In Cuba there are two levels of American car owners.They are invisible barriers conditioned by the cars’ quality and the principal market they work with. The care, conservation of the cars that resemble the most the original ones usually varies among these.
The taxi drivers who work for national passengers charge in national currency or in CUC, with routes in the cities or interprovincial trips.These American cars usually suffer more transformations than the others. Some of them have bodywork extensions to increase the capacity and increasingly distance themselves from what they once were.
But there are those that work directly with foreign tourists, like many of the members of the “A lo Cubano” Club. Their cars are better conserved, have greater comfort and their owners mainly move in the tourist areas.
Both worlds, indispensable to understand transportation in Cuba, are part of that image of the island perceived abroad. Many visitors
come looking for these relics. They always ask, among other things, about the price and how original the cars are, Alberto explains. In addition, they ask to visit the workshops where they are saved from destruction, at the risk of changing their essence.
“The cars have lost a lot of originality depending on logical things: if the parts are fount or not; if the diesel engine is more economical than the gasoline one; or if the engine is very old. When your incomes are good you can decide if you leave it original, but if you have a single car and your resources are not the most appropriate, you have to adapt and give it the engine of another car or change the brakes.
“That means that it will not look nice. It frequently gives the car greater value. It is a car that mechanically runs well, with a good
appearance, with more adaptations.
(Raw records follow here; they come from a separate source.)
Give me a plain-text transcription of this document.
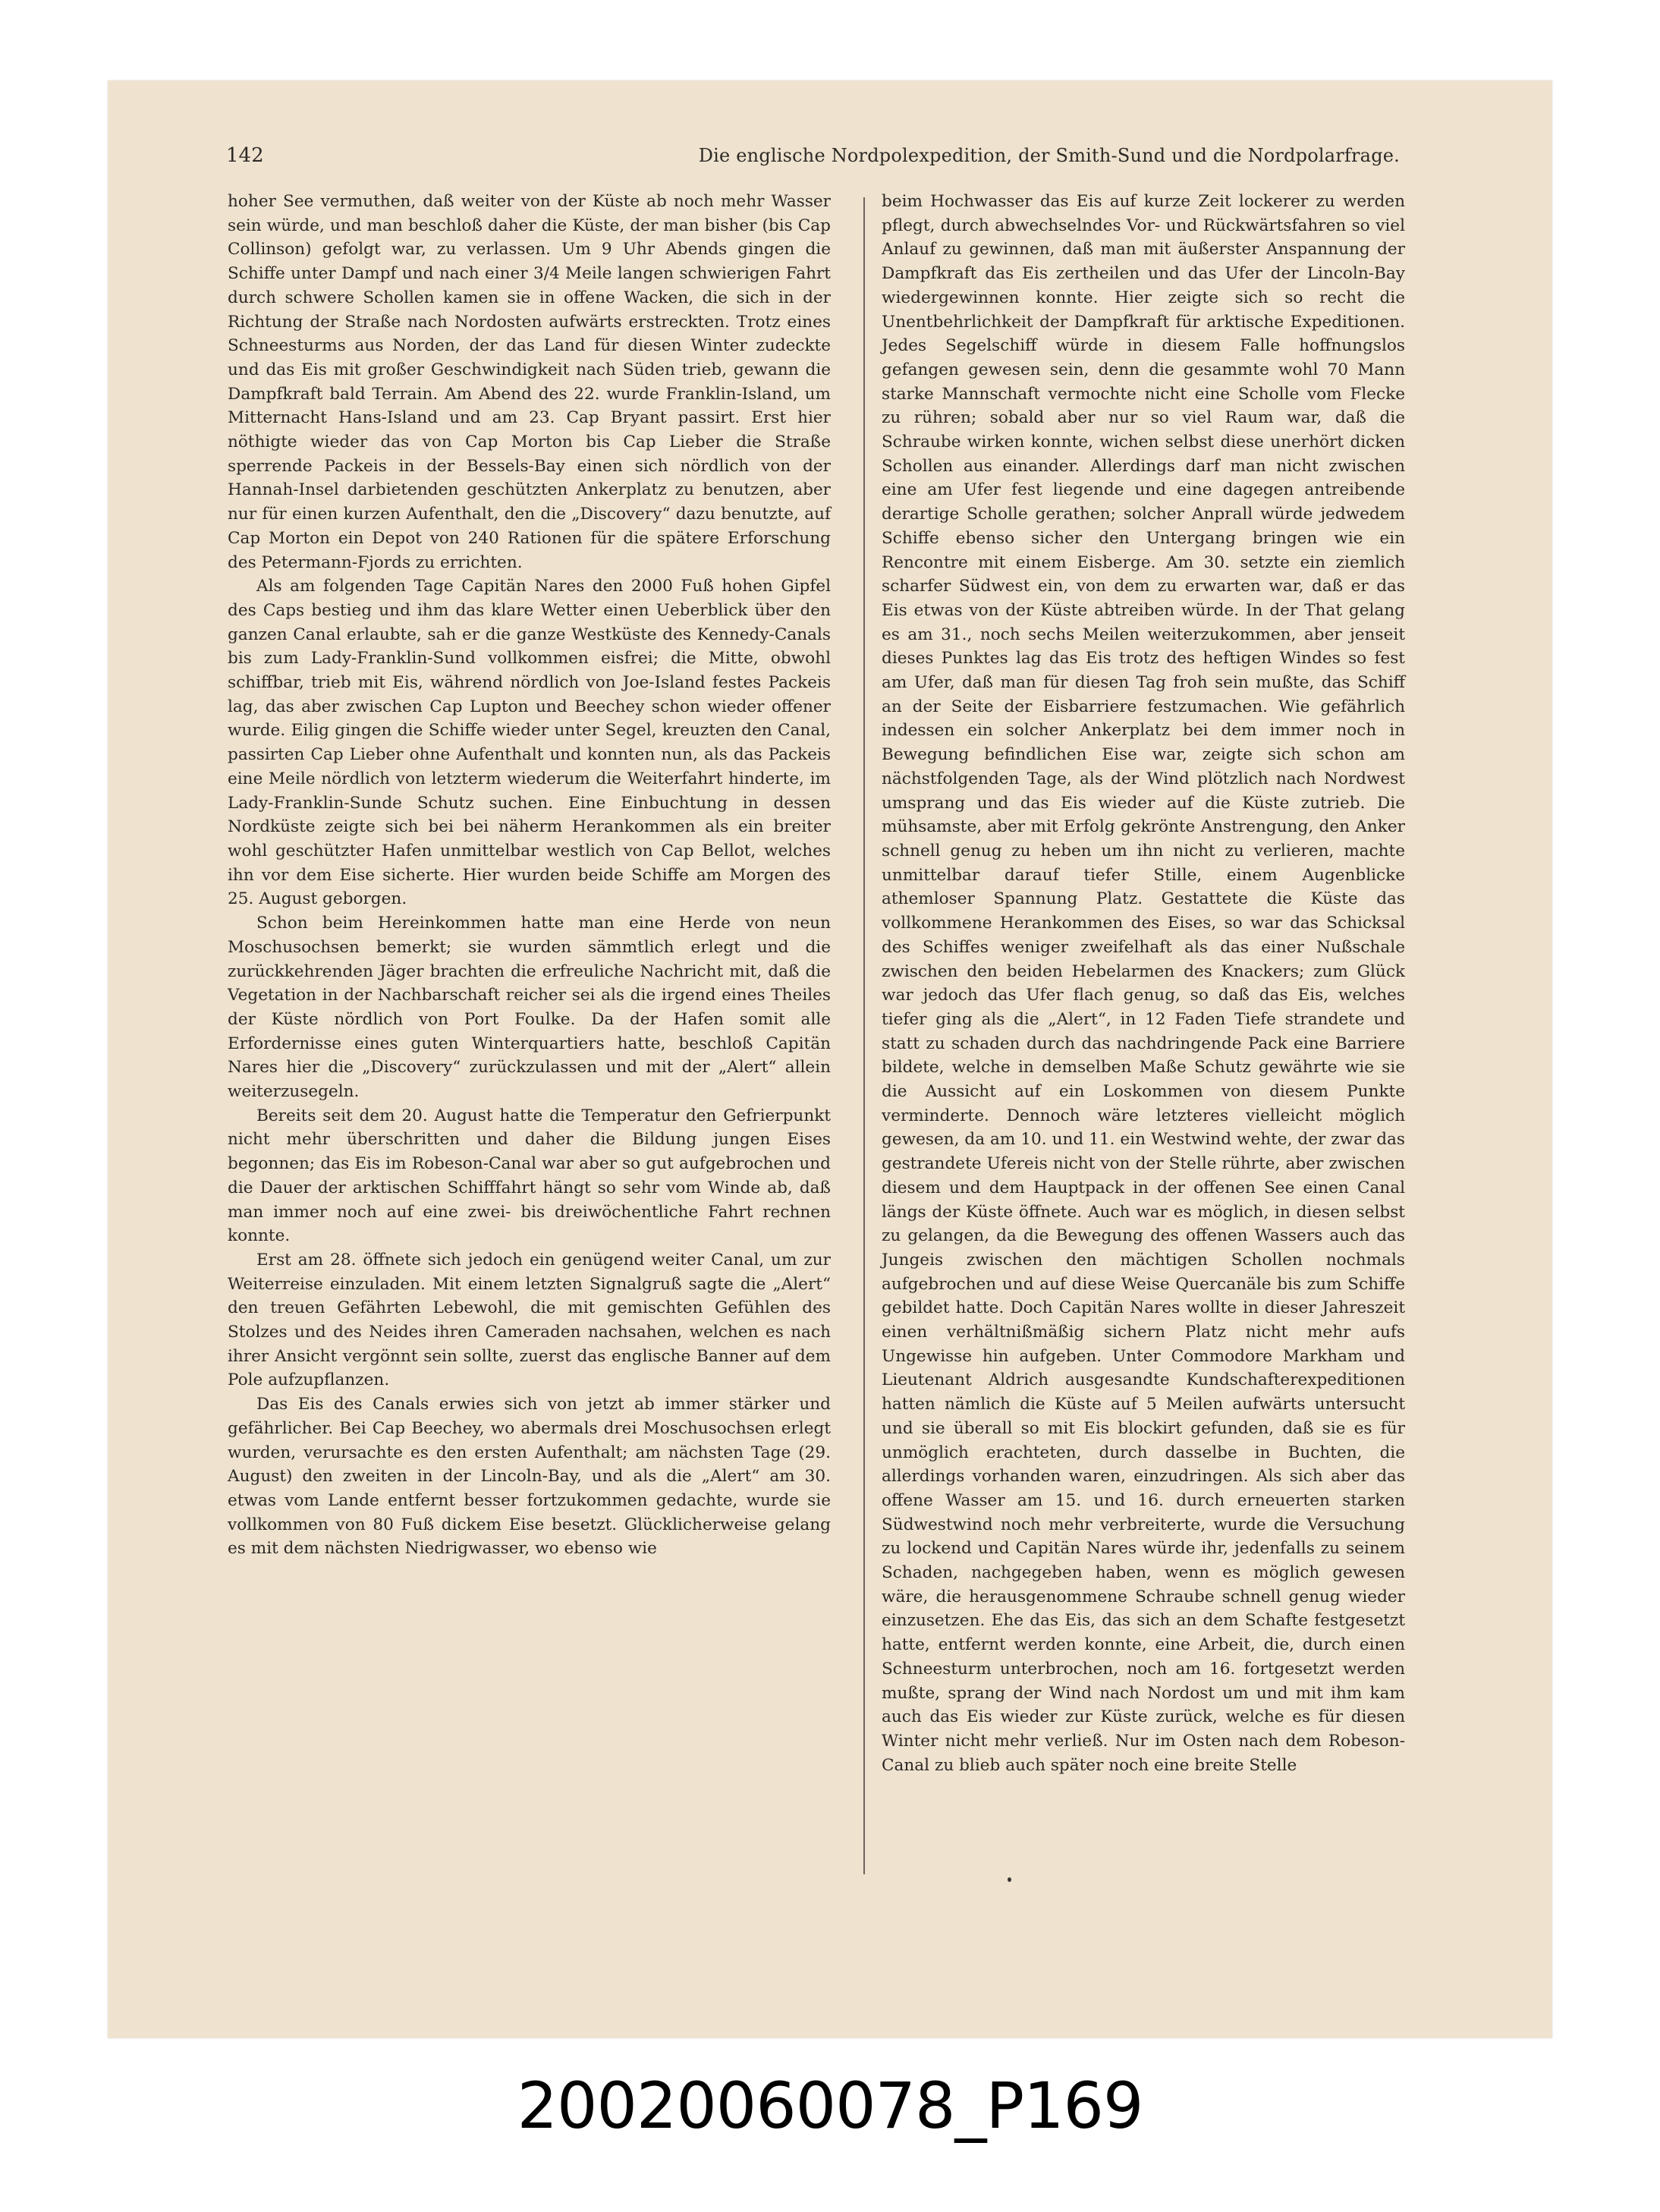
142	Die englische Nordpolexpedition, der Smith-Sund und die Nordpolarfrage.

hoher See vermuthen, daß weiter von der Küste ab noch mehr Wasser sein würde, und man beschloß daher die Küste, der man bisher (bis Cap Collinson) gefolgt war, zu verlassen. Um 9 Uhr Abends gingen die Schiffe unter Dampf und nach einer 3/4 Meile langen schwierigen Fahrt durch schwere Schollen kamen sie in offene Wacken, die sich in der Richtung der Straße nach Nordosten aufwärts erstreckten. Trotz eines Schneesturms aus Norden, der das Land für diesen Winter zudeckte und das Eis mit großer Geschwindigkeit nach Süden trieb, gewann die Dampfkraft bald Terrain. Am Abend des 22. wurde Franklin-Island, um Mitternacht Hans-Island und am 23. Cap Bryant passirt. Erst hier nöthigte wieder das von Cap Morton bis Cap Lieber die Straße sperrende Packeis in der Bessels-Bay einen sich nördlich von der Hannah-Insel darbietenden geschützten Ankerplatz zu benutzen, aber nur für einen kurzen Aufenthalt, den die „Discovery“ dazu benutzte, auf Cap Morton ein Depot von 240 Rationen für die spätere Erforschung des Petermann-Fjords zu errichten.

Als am folgenden Tage Capitän Nares den 2000 Fuß hohen Gipfel des Caps bestieg und ihm das klare Wetter einen Ueberblick über den ganzen Canal erlaubte, sah er die ganze Westküste des Kennedy-Canals bis zum Lady-Franklin-Sund vollkommen eisfrei; die Mitte, obwohl schiffbar, trieb mit Eis, während nördlich von Joe-Island festes Packeis lag, das aber zwischen Cap Lupton und Beechey schon wieder offener wurde. Eilig gingen die Schiffe wieder unter Segel, kreuzten den Canal, passirten Cap Lieber ohne Aufenthalt und konnten nun, als das Packeis eine Meile nördlich von letzterm wiederum die Weiterfahrt hinderte, im Lady-Franklin-Sunde Schutz suchen. Eine Einbuchtung in dessen Nordküste zeigte sich bei bei näherm Herankommen als ein breiter wohl geschützter Hafen unmittelbar westlich von Cap Bellot, welches ihn vor dem Eise sicherte. Hier wurden beide Schiffe am Morgen des 25. August geborgen.

Schon beim Hereinkommen hatte man eine Herde von neun Moschusochsen bemerkt; sie wurden sämmtlich erlegt und die zurückkehrenden Jäger brachten die erfreuliche Nachricht mit, daß die Vegetation in der Nachbarschaft reicher sei als die irgend eines Theiles der Küste nördlich von Port Foulke. Da der Hafen somit alle Erfordernisse eines guten Winterquartiers hatte, beschloß Capitän Nares hier die „Discovery“ zurückzulassen und mit der „Alert“ allein weiterzusegeln.

Bereits seit dem 20. August hatte die Temperatur den Gefrierpunkt nicht mehr überschritten und daher die Bildung jungen Eises begonnen; das Eis im Robeson-Canal war aber so gut aufgebrochen und die Dauer der arktischen Schifffahrt hängt so sehr vom Winde ab, daß man immer noch auf eine zwei- bis dreiwöchentliche Fahrt rechnen konnte.

Erst am 28. öffnete sich jedoch ein genügend weiter Canal, um zur Weiterreise einzuladen. Mit einem letzten Signalgruß sagte die „Alert“ den treuen Gefährten Lebewohl, die mit gemischten Gefühlen des Stolzes und des Neides ihren Cameraden nachsahen, welchen es nach ihrer Ansicht vergönnt sein sollte, zuerst das englische Banner auf dem Pole aufzupflanzen.

Das Eis des Canals erwies sich von jetzt ab immer stärker und gefährlicher. Bei Cap Beechey, wo abermals drei Moschusochsen erlegt wurden, verursachte es den ersten Aufenthalt; am nächsten Tage (29. August) den zweiten in der Lincoln-Bay, und als die „Alert“ am 30. etwas vom Lande entfernt besser fortzukommen gedachte, wurde sie vollkommen von 80 Fuß dickem Eise besetzt. Glücklicherweise gelang es mit dem nächsten Niedrigwasser, wo ebenso wie

beim Hochwasser das Eis auf kurze Zeit lockerer zu werden pflegt, durch abwechselndes Vor- und Rückwärtsfahren so viel Anlauf zu gewinnen, daß man mit äußerster Anspannung der Dampfkraft das Eis zertheilen und das Ufer der Lincoln-Bay wiedergewinnen konnte. Hier zeigte sich so recht die Unentbehrlichkeit der Dampfkraft für arktische Expeditionen. Jedes Segelschiff würde in diesem Falle hoffnungslos gefangen gewesen sein, denn die gesammte wohl 70 Mann starke Mannschaft vermochte nicht eine Scholle vom Flecke zu rühren; sobald aber nur so viel Raum war, daß die Schraube wirken konnte, wichen selbst diese unerhört dicken Schollen aus einander. Allerdings darf man nicht zwischen eine am Ufer fest liegende und eine dagegen antreibende derartige Scholle gerathen; solcher Anprall würde jedwedem Schiffe ebenso sicher den Untergang bringen wie ein Rencontre mit einem Eisberge. Am 30. setzte ein ziemlich scharfer Südwest ein, von dem zu erwarten war, daß er das Eis etwas von der Küste abtreiben würde. In der That gelang es am 31., noch sechs Meilen weiterzukommen, aber jenseit dieses Punktes lag das Eis trotz des heftigen Windes so fest am Ufer, daß man für diesen Tag froh sein mußte, das Schiff an der Seite der Eisbarriere festzumachen. Wie gefährlich indessen ein solcher Ankerplatz bei dem immer noch in Bewegung befindlichen Eise war, zeigte sich schon am nächstfolgenden Tage, als der Wind plötzlich nach Nordwest umsprang und das Eis wieder auf die Küste zutrieb. Die mühsamste, aber mit Erfolg gekrönte Anstrengung, den Anker schnell genug zu heben um ihn nicht zu verlieren, machte unmittelbar darauf tiefer Stille, einem Augenblicke athemloser Spannung Platz. Gestattete die Küste das vollkommene Herankommen des Eises, so war das Schicksal des Schiffes weniger zweifelhaft als das einer Nußschale zwischen den beiden Hebelarmen des Knackers; zum Glück war jedoch das Ufer flach genug, so daß das Eis, welches tiefer ging als die „Alert“, in 12 Faden Tiefe strandete und statt zu schaden durch das nachdringende Pack eine Barriere bildete, welche in demselben Maße Schutz gewährte wie sie die Aussicht auf ein Loskommen von diesem Punkte verminderte. Dennoch wäre letzteres vielleicht möglich gewesen, da am 10. und 11. ein Westwind wehte, der zwar das gestrandete Ufereis nicht von der Stelle rührte, aber zwischen diesem und dem Hauptpack in der offenen See einen Canal längs der Küste öffnete. Auch war es möglich, in diesen selbst zu gelangen, da die Bewegung des offenen Wassers auch das Jungeis zwischen den mächtigen Schollen nochmals aufgebrochen und auf diese Weise Quercanäle bis zum Schiffe gebildet hatte. Doch Capitän Nares wollte in dieser Jahreszeit einen verhältnißmäßig sichern Platz nicht mehr aufs Ungewisse hin aufgeben. Unter Commodore Markham und Lieutenant Aldrich ausgesandte Kundschafterexpeditionen hatten nämlich die Küste auf 5 Meilen aufwärts untersucht und sie überall so mit Eis blockirt gefunden, daß sie es für unmöglich erachteten, durch dasselbe in Buchten, die allerdings vorhanden waren, einzudringen. Als sich aber das offene Wasser am 15. und 16. durch erneuerten starken Südwestwind noch mehr verbreiterte, wurde die Versuchung zu lockend und Capitän Nares würde ihr, jedenfalls zu seinem Schaden, nachgegeben haben, wenn es möglich gewesen wäre, die herausgenommene Schraube schnell genug wieder einzusetzen. Ehe das Eis, das sich an dem Schafte festgesetzt hatte, entfernt werden konnte, eine Arbeit, die, durch einen Schneesturm unterbrochen, noch am 16. fortgesetzt werden mußte, sprang der Wind nach Nordost um und mit ihm kam auch das Eis wieder zur Küste zurück, welche es für diesen Winter nicht mehr verließ. Nur im Osten nach dem Robeson-Canal zu blieb auch später noch eine breite Stelle

20020060078_P169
We are a case apart in the world due to how difficult it is to get parts, although it is no longer so difficult because now they bring them from Florida and the cars can be restored,” he says.
According to Alberto, in the history of vintage cars in Cuba there have been three stages that have defined the fate of these cars. Before the Cuban Revolution and when relations were broken with the United States, the island had one of the world’s highest indices of cars. “U.S. companies tested their cars in Cuba…. The Americans came to buy their cars here,” says Lupe Fuentes, in charge of the Club’s public relations.
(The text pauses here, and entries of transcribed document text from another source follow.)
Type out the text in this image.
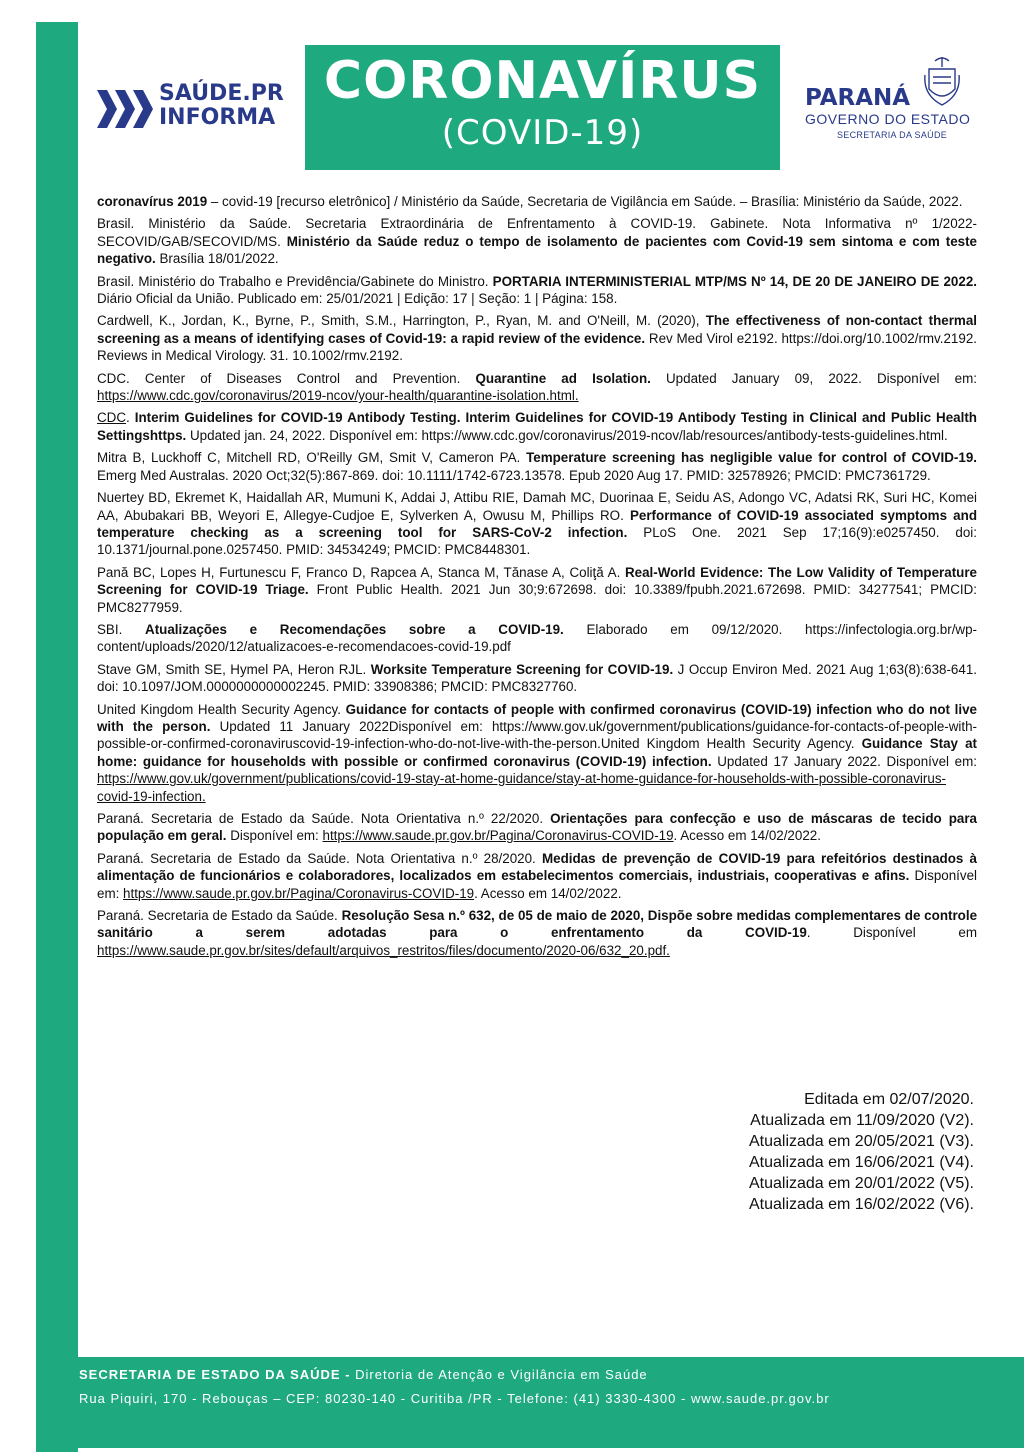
SAÚDE.PR
INFORMA
CORONAVÍRUS
(COVID-19)
PARANÁ
GOVERNO DO ESTADO
SECRETARIA DA SAÚDE

coronavírus 2019 – covid-19 [recurso eletrônico] / Ministério da Saúde, Secretaria de Vigilância em Saúde. – Brasília: Ministério da Saúde, 2022.

Brasil. Ministério da Saúde. Secretaria Extraordinária de Enfrentamento à COVID-19. Gabinete. Nota Informativa nº 1/2022-SECOVID/GAB/SECOVID/MS. Ministério da Saúde reduz o tempo de isolamento de pacientes com Covid-19 sem sintoma e com teste negativo. Brasília 18/01/2022.

Brasil. Ministério do Trabalho e Previdência/Gabinete do Ministro. PORTARIA INTERMINISTERIAL MTP/MS Nº 14, DE 20 DE JANEIRO DE 2022. Diário Oficial da União. Publicado em: 25/01/2021 | Edição: 17 | Seção: 1 | Página: 158.

Cardwell, K., Jordan, K., Byrne, P., Smith, S.M., Harrington, P., Ryan, M. and O'Neill, M. (2020), The effectiveness of non‐contact thermal screening as a means of identifying cases of Covid‐19: a rapid review of the evidence. Rev Med Virol e2192. https://doi.org/10.1002/rmv.2192. Reviews in Medical Virology. 31. 10.1002/rmv.2192.

CDC. Center of Diseases Control and Prevention. Quarantine ad Isolation. Updated January 09, 2022. Disponível em: https://www.cdc.gov/coronavirus/2019-ncov/your-health/quarantine-isolation.html.

CDC. Interim Guidelines for COVID-19 Antibody Testing. Interim Guidelines for COVID-19 Antibody Testing in Clinical and Public Health Settingshttps. Updated jan. 24, 2022. Disponível em: https://www.cdc.gov/coronavirus/2019-ncov/lab/resources/antibody-tests-guidelines.html.

Mitra B, Luckhoff C, Mitchell RD, O'Reilly GM, Smit V, Cameron PA. Temperature screening has negligible value for control of COVID-19. Emerg Med Australas. 2020 Oct;32(5):867-869. doi: 10.1111/1742-6723.13578. Epub 2020 Aug 17. PMID: 32578926; PMCID: PMC7361729.

Nuertey BD, Ekremet K, Haidallah AR, Mumuni K, Addai J, Attibu RIE, Damah MC, Duorinaa E, Seidu AS, Adongo VC, Adatsi RK, Suri HC, Komei AA, Abubakari BB, Weyori E, Allegye-Cudjoe E, Sylverken A, Owusu M, Phillips RO. Performance of COVID-19 associated symptoms and temperature checking as a screening tool for SARS-CoV-2 infection. PLoS One. 2021 Sep 17;16(9):e0257450. doi: 10.1371/journal.pone.0257450. PMID: 34534249; PMCID: PMC8448301.

Pană BC, Lopes H, Furtunescu F, Franco D, Rapcea A, Stanca M, Tănase A, Coliţă A. Real-World Evidence: The Low Validity of Temperature Screening for COVID-19 Triage. Front Public Health. 2021 Jun 30;9:672698. doi: 10.3389/fpubh.2021.672698. PMID: 34277541; PMCID: PMC8277959.

SBI. Atualizações e Recomendações sobre a COVID-19. Elaborado em 09/12/2020. https://infectologia.org.br/wp-content/uploads/2020/12/atualizacoes-e-recomendacoes-covid-19.pdf

Stave GM, Smith SE, Hymel PA, Heron RJL. Worksite Temperature Screening for COVID-19. J Occup Environ Med. 2021 Aug 1;63(8):638-641. doi: 10.1097/JOM.0000000000002245. PMID: 33908386; PMCID: PMC8327760.

United Kingdom Health Security Agency. Guidance for contacts of people with confirmed coronavirus (COVID-19) infection who do not live with the person. Updated 11 January 2022Disponível em: https://www.gov.uk/government/publications/guidance-for-contacts-of-people-with-possible-or-confirmed-coronaviruscovid-19-infection-who-do-not-live-with-the-person.United Kingdom Health Security Agency. Guidance Stay at home: guidance for households with possible or confirmed coronavirus (COVID-19) infection. Updated 17 January 2022. Disponível em: https://www.gov.uk/government/publications/covid-19-stay-at-home-guidance/stay-at-home-guidance-for-households-with-possible-coronavirus-covid-19-infection.

Paraná. Secretaria de Estado da Saúde. Nota Orientativa n.º 22/2020. Orientações para confecção e uso de máscaras de tecido para população em geral. Disponível em: https://www.saude.pr.gov.br/Pagina/Coronavirus-COVID-19. Acesso em 14/02/2022.

Paraná. Secretaria de Estado da Saúde. Nota Orientativa n.º 28/2020. Medidas de prevenção de COVID-19 para refeitórios destinados à alimentação de funcionários e colaboradores, localizados em estabelecimentos comerciais, industriais, cooperativas e afins. Disponível em: https://www.saude.pr.gov.br/Pagina/Coronavirus-COVID-19. Acesso em 14/02/2022.

Paraná. Secretaria de Estado da Saúde. Resolução Sesa n.º 632, de 05 de maio de 2020, Dispõe sobre medidas complementares de controle sanitário a serem adotadas para o enfrentamento da COVID-19. Disponível em https://www.saude.pr.gov.br/sites/default/arquivos_restritos/files/documento/2020-06/632_20.pdf.

Editada em 02/07/2020.
Atualizada em 11/09/2020 (V2).
Atualizada em 20/05/2021 (V3).
Atualizada em 16/06/2021 (V4).
Atualizada em 20/01/2022 (V5).
Atualizada em 16/02/2022 (V6).
SECRETARIA DE ESTADO DA SAÚDE - Diretoria de Atenção e Vigilância em Saúde
Rua Piquiri, 170 - Rebouças – CEP: 80230-140 - Curitiba /PR - Telefone: (41) 3330-4300 - www.saude.pr.gov.br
But American cars and from other countries stopped being imported to Cuba in the 1960s. It was the start of the second stage. “Here’s where the inventiveness of the mechanics, the toolmakers and auto bodyworkers starts. They continue without resources, parts from one car are changed to another. It is the time of survival: a nice stage but with consequences. We never learned to value what we had at hand, we always noticed more on how good it would be to have a modern car,” Alberto explains.
The third one, he affirms, was marked by the boom in tourism. “With the arrival of tourists many people realized the value of these cars
in the rest of the world. They are also the cause of attraction to travel to Cuba,” he adds.
In addition, for Alberto his 1957 Windsor Chrysler is his life, his family’s sustenance. He invests time and money in maintaining it up to date not only because of this but also because “it is part of the history, of the heritage of the Cuban family.”
He explains that around them an industry has been created that links them to the national economy and history. “Thousands of families live off of that: from the driver, the mechanic, the toolmaker, even the car washer.”